更に、テクニカルな点ですが、株式を対価とする取引は会社法上の組織再編行為となる為、一定の準備期間が必要となる点は留意が必要となります。

対価設定を通じた狙い
M&Aの取引において、被買収企業の既存株主が、速やかかつ最大限の現金化を求めている場合、基本的には現金を対価として取引を進めることになります。
一方で、現金と株式を組み合わせるスキームとすることで、以下の効果を合わせて狙うことも可能です。

  • 現金

    • 既存株主にとって、一定の利益確定機会の提供

  • 株式

    • 今後成長が期待できるスタートアップ(自社)へベットする為のチケット提供

    • M&Aの実行後も買収企業とのシナジー創出への協力を希望する為のインセンティブ付与

既述の通り、流動性が低い未上場の株式は本来、対価としては選好されづらい為、十分に自社株式が魅力的な対価であるとみなされることが大前提となります。

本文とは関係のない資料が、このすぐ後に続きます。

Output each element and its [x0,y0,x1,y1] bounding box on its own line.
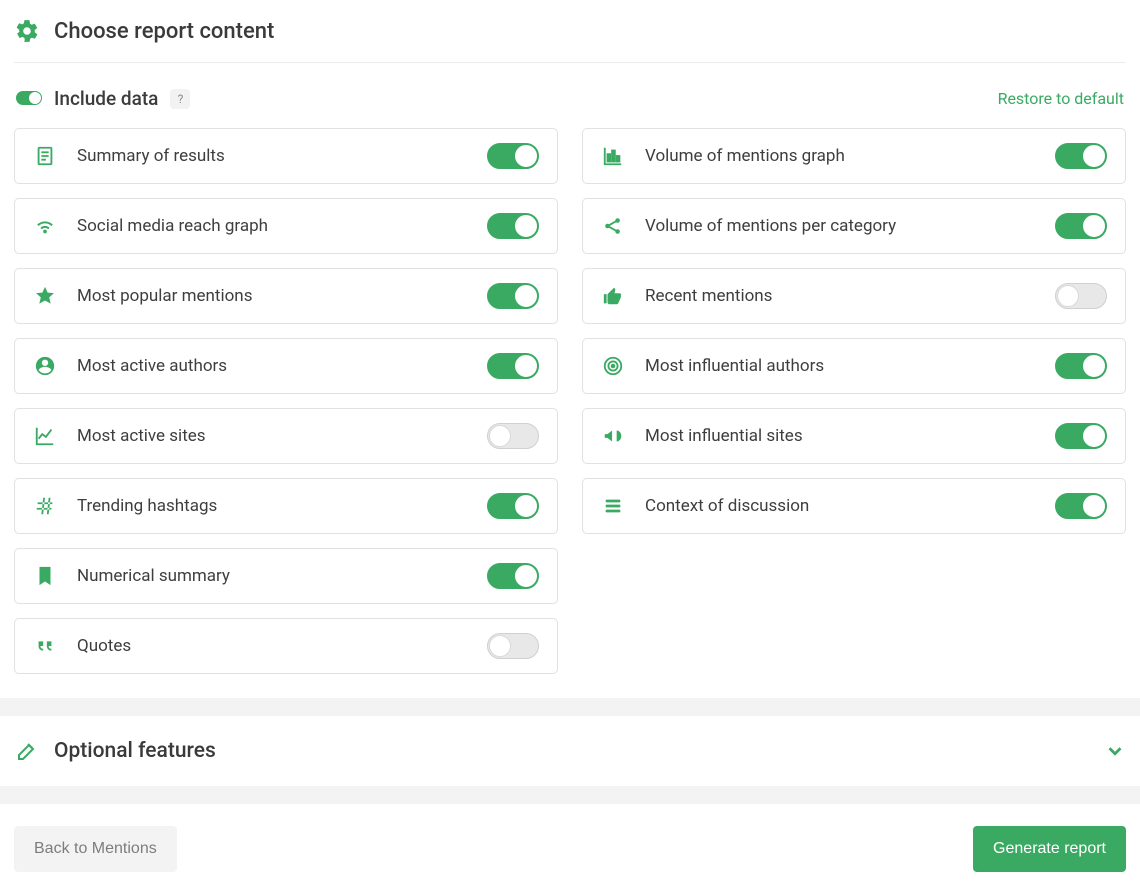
option-toggle[interactable] [1055,353,1107,379]
user-circle-icon [33,354,57,378]
gear-icon [14,18,40,44]
include-data-label: Include data [54,87,158,110]
thumbs-up-icon [601,284,625,308]
option-toggle[interactable] [487,283,539,309]
option-card: Trending hashtags [14,478,558,534]
generate-report-button[interactable]: Generate report [973,826,1126,872]
bookmark-icon [33,564,57,588]
option-toggle[interactable] [487,563,539,589]
wifi-icon [33,214,57,238]
option-card: Context of discussion [582,478,1126,534]
option-toggle[interactable] [487,143,539,169]
optional-features-bar[interactable]: Optional features [0,716,1140,786]
option-toggle[interactable] [1055,493,1107,519]
option-toggle[interactable] [487,493,539,519]
line-chart-icon [33,424,57,448]
help-icon[interactable]: ? [170,89,190,109]
option-label: Most popular mentions [77,286,467,306]
option-label: Most influential authors [645,356,1035,376]
option-label: Trending hashtags [77,496,467,516]
restore-default-link[interactable]: Restore to default [998,89,1124,108]
document-icon [33,144,57,168]
option-toggle[interactable] [1055,213,1107,239]
bullhorn-icon [601,424,625,448]
option-card: Summary of results [14,128,558,184]
quote-icon [33,634,57,658]
edit-icon [14,738,40,764]
share-icon [601,214,625,238]
section-header: Choose report content [14,18,1126,63]
section-title: Choose report content [54,19,274,44]
chevron-down-icon [1104,740,1126,762]
bar-chart-icon [601,144,625,168]
option-label: Volume of mentions graph [645,146,1035,166]
option-label: Numerical summary [77,566,467,586]
option-label: Summary of results [77,146,467,166]
option-label: Social media reach graph [77,216,467,236]
footer: Back to Mentions Generate report [0,804,1140,894]
left-column: Summary of results Social media reach gra… [14,128,558,674]
option-card: Most popular mentions [14,268,558,324]
option-toggle[interactable] [487,353,539,379]
option-card: Quotes [14,618,558,674]
option-label: Most active authors [77,356,467,376]
optional-features-title: Optional features [54,739,216,763]
option-toggle[interactable] [487,633,539,659]
include-data-toggle[interactable] [16,91,42,105]
option-toggle[interactable] [487,423,539,449]
option-card: Social media reach graph [14,198,558,254]
right-column: Volume of mentions graph Volume of mentio… [582,128,1126,674]
option-toggle[interactable] [1055,423,1107,449]
back-button[interactable]: Back to Mentions [14,826,177,872]
option-label: Most active sites [77,426,467,446]
list-icon [601,494,625,518]
option-label: Quotes [77,636,467,656]
target-icon [601,354,625,378]
option-card: Volume of mentions per category [582,198,1126,254]
option-label: Most influential sites [645,426,1035,446]
option-card: Most influential sites [582,408,1126,464]
option-card: Most active sites [14,408,558,464]
option-card: Most active authors [14,338,558,394]
option-toggle[interactable] [487,213,539,239]
option-toggle[interactable] [1055,283,1107,309]
option-card: Volume of mentions graph [582,128,1126,184]
option-card: Numerical summary [14,548,558,604]
option-toggle[interactable] [1055,143,1107,169]
option-label: Context of discussion [645,496,1035,516]
option-card: Recent mentions [582,268,1126,324]
option-card: Most influential authors [582,338,1126,394]
star-icon [33,284,57,308]
option-label: Recent mentions [645,286,1035,306]
hashtag-icon [33,494,57,518]
option-label: Volume of mentions per category [645,216,1035,236]
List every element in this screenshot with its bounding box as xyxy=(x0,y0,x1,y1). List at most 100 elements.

上記のような「現金+株式」を対価としたM&Aの実行は、通常の現金を対価としたシンプルな取引と比較すると相対的には難易度は高いですが、得られるメリットも一定有り、実際に未上場スタートアップの場合でも実行は可能であり、実例も有ります。


M&Aを実行する体制の構築


M&Aを(買収側として)検討する場合、例えば外部から急に持ち込まれた案件を限られた時間で検討しても、十分な議論が出来ないことが多くみられます。
時間的制約の中で、最終的にM&Aありきの形で社内検討が進んでしまうケースなどは、その後の統合プロセスにおいて、買収側・被買収側の双方にとって想定外の事象が生じたり、十分な期待メリットを享受できない可能性が高くなります。


事前に、自社がM&Aを通じて何を実現するのか、という目標を社内で明確に整理しておくことが最低限必要なポイントではありますが、それ以外でも、少なくとも以下のような点を意識・準備しておくことは有用です。

  • ターゲット企業像、バリュエーションの目線感等を事前整理しておく

  • 継続的かつ能動的に案件ソーシングを行っておく(自社からの直接アプローチ、外部事業者を通じた紹介、等)

  • 自社の事業計画や資本政策上、M&Aをいつどのように組み込むか議論しておく

  • 自社内で最低限、クイックに案件検討ができる人材、組織を内製化しておく

※既述のnewmo社は、M&Aに特化した業務担当者の採用を行っています


勿論、自社のみでM&Aに関するケイパビリティを早期に獲得することはハードルが高い為、外部株主を始めとした、M&Aに関する有識者との議論を活用することが効果的な場合もあるかと思います。

最後に


M&Aは実行に係る論点や関連法制等が複雑な為、ややもすると、知識やノウハウ等のテクニック論に陥りがちです。また実行の際は、社内外に対して派手な印象を与えることから、案件の途中からM&Aの実行自体が至上命題になるケースも見られます。

本来、M&Aはカルチャーも仕組みも異なる外部の企業を自社に取り込むという、非常に不確定要素が強いアクションである為、リスクも高く、その実行には十分な検討をかけることが求められます。

自社の戦略上、本当にM&Aが必要なのか、事業計画の中でどのようにM&Aを位置付けるのか、といった点を十分に整理した上で、尚且つ一定のリスクを前提としながら案件を実行することが肝要と考えます。


今回は、スタートアップが買手となるM&Aをテーマに取り上げましたが、売手となるケースも当然あり、また今後多く増えることも予想されます。 スタートアップやVC/CVC等、業界の方々とは、今回取り上げたM&Aを始め、過去のnoteで取り上げた各テーマについても、議論させていただけますと幸いです。